Yeah, not really my cup of tea, so to speak.
But I kept hearing from others how good the show was, and then started getting bombed on the subject by our publisher, Susan Lyons, and decided to check it out. The first two seasons were on Hulu, and I already subscribe to the service, so I decided to take a look. Hey, it wouldn’t cost me anything.
I nearly didn’t finish the first episode. It was slow, and stodgy, and very British. I felt as if the characters were being forced down my throat, and I began looking around the living room for a magazine or something to leaf through until the show was over and done with. But I noticed I was paying a little more attention as the episode went on, and I ended up watching another as soon as that one was done.
And within about two days, I was on Season 2.
Actually, of the three seasons that have aired to this point (and, yes, I did pay to download the third season from iTunes), the second was my favorite. It took place during WWI, and it really showed through narrative how everyone was affected by the war. Servants of the mansion, as well as a few of the “proper gentlemen” were sent off to fight, the family dove into volunteerism by opening their doors to wounded soldiers as a respite, and cooks from various estates bonded together to serve food to servicemembers who had come home and were struggling.
I realized that we give a lot of lip service to supporting our troops nowadays, but what they depicted in the show was so sincere and genuine, it made me question my own efforts today. They all acted as if they were in the war together, and they each had their roles to play. Of course, it is a show, so I’ll take the education factor for what it is, but it was nice to see, and caused me to look into myself. And that’s often a good thing for all of us.
Now, don’t get me wrong. This is a soap opera. I’m not trying to hide that, or sugarcoat the fact that you have to sit through some odd moments of drama that don’t actually make sense when you look back at them mentally, but it is so well-written, and so superbly-acted, that it seems believable while you are watching it, and that’s what really matters in the end, right?

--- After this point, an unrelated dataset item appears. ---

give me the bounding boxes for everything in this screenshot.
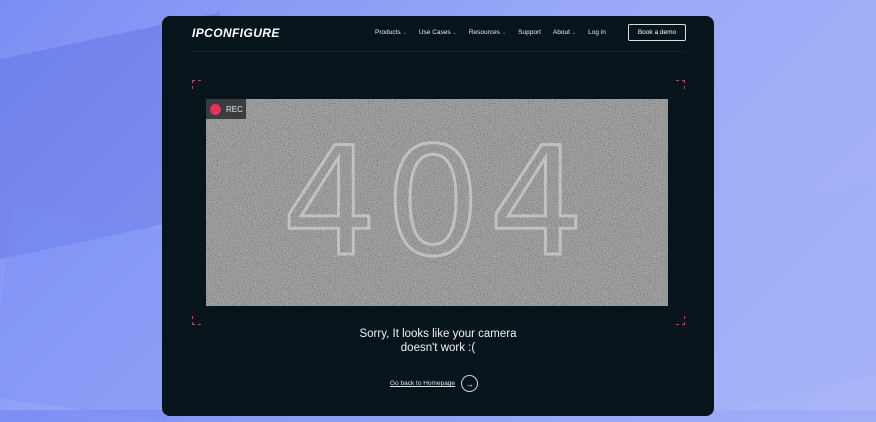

When I told Susan I was going to write this column, she was adamant that I not offer any spoilers for people who haven’t seen the show yet, or who are still catching up on watching it. I wondered for a second how I was going to justify my love for a soap opera without telling specifically what I like about it, and figured I’d just give general guidelines for viewing:
First, do not become attached to any characters on the show. Trust me on that.
Second, if you have an entire season at your disposal, do not start watching it late at night. Each episode ends with you wanting more, and the next thing you know you are turning up the volume because the early-morning birds are making a racket outside and you have to be at work in 12 minutes, and you realize that you still have to shower, shave and stuff something down your throat before you run out the door, but you want to see who’s wearing what to dinner and ...
But I digress.
Third, and this might be the most important of all, watch this show with an open mind. These are complex characters, and most of them will take you on a mental roller coaster if you try to pigeon-hole them as “good” or “bad.” Just enjoy the ride.
Though I pushed off watching this show for three years, and never felt as if I was really missing anything, I’m not sure how I’ll wait out the next season. Probably on the Cartoon Network.